Cameroon, Chad, Gabon, Equatorial Guinea, Central African Republic and Congo use the CFA franc. The CEMAC member states have more than 50 percent of their financial reserves kept in the French treasury, following agreements signed in 1948.

Thomas Babissakana, a Cameroon economist and financial expert, says such agreements drain the economies of central African states because France now uses the euro, yet France still controls its currency.

It is unthinkable, he says, that a country will claim it has its independence when its currency, which is an essential instrument for its economic policies, is controlled by a former colonial master.

The CFA franc, created in 1945, is considered by many as a sign of French interference in its former African colonies, even after the countries became independent.

The CFA franc was pegged to the French franc until 1999, when its value was fixed at about 660 CFA francs to one euro.

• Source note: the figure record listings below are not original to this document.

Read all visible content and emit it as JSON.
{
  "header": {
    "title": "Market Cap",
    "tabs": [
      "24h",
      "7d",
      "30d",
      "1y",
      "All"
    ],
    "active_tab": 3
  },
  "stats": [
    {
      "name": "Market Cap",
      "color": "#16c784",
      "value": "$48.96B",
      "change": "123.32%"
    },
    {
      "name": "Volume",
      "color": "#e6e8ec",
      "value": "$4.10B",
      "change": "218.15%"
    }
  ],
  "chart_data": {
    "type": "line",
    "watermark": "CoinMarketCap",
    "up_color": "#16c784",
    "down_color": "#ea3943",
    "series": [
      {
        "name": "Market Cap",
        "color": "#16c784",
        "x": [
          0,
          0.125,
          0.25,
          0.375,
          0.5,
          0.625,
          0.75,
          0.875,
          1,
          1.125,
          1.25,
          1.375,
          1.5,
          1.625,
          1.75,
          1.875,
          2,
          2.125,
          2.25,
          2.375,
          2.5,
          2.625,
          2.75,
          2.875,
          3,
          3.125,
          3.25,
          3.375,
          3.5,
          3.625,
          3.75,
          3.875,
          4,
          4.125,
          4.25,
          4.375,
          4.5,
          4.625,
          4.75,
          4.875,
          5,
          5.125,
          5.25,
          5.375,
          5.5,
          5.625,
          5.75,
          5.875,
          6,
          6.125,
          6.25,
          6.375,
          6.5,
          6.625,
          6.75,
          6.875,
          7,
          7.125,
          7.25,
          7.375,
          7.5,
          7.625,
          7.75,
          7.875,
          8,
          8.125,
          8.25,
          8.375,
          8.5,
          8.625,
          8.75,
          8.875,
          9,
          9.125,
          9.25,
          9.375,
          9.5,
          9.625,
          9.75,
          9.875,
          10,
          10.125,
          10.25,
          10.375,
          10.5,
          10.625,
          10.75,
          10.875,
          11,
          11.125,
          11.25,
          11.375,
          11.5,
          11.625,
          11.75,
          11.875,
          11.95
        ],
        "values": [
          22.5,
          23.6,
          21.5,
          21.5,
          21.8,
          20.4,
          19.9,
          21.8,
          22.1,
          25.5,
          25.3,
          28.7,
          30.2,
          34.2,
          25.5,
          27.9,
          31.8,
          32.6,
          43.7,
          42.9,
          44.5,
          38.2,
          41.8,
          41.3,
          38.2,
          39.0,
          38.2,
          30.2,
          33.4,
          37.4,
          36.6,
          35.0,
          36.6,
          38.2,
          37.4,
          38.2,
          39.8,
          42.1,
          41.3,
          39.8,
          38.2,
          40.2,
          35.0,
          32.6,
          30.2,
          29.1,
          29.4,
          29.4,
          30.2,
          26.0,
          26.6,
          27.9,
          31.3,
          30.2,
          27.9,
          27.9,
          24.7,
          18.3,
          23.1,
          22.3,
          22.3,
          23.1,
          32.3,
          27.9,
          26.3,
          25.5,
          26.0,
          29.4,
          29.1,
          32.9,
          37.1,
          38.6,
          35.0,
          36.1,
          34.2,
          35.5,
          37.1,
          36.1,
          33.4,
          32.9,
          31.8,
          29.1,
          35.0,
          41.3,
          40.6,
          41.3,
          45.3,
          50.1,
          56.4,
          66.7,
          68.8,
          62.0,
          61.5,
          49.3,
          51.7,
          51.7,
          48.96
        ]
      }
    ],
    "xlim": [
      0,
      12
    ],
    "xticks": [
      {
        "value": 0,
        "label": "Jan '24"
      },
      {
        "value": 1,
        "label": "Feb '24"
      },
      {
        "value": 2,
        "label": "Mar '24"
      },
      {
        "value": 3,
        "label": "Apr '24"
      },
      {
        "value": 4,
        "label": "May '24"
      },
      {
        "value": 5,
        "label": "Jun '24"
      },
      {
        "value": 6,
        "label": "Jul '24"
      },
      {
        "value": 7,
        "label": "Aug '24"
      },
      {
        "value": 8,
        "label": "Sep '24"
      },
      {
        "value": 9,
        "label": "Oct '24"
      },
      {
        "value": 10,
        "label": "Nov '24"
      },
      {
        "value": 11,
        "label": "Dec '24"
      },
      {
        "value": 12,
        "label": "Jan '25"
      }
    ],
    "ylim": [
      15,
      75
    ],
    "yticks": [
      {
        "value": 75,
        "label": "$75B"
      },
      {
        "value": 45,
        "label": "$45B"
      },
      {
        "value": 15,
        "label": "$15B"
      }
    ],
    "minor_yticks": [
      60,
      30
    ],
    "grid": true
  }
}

Daniel Ona Ondo, president of the CEMAC commission, says the six member states’ economic growth rate is estimated at 3 percent in 2019 — up from barely 1 percent in 2018 — and inflation remains under control at less than 3 percent. He says the most demanding issue is to consolidate regional integration before thinking of currency reforms.

Fourteen west and central African countries divided into two monetary unions, ECOWAS and CEMAC, use the CFA franc.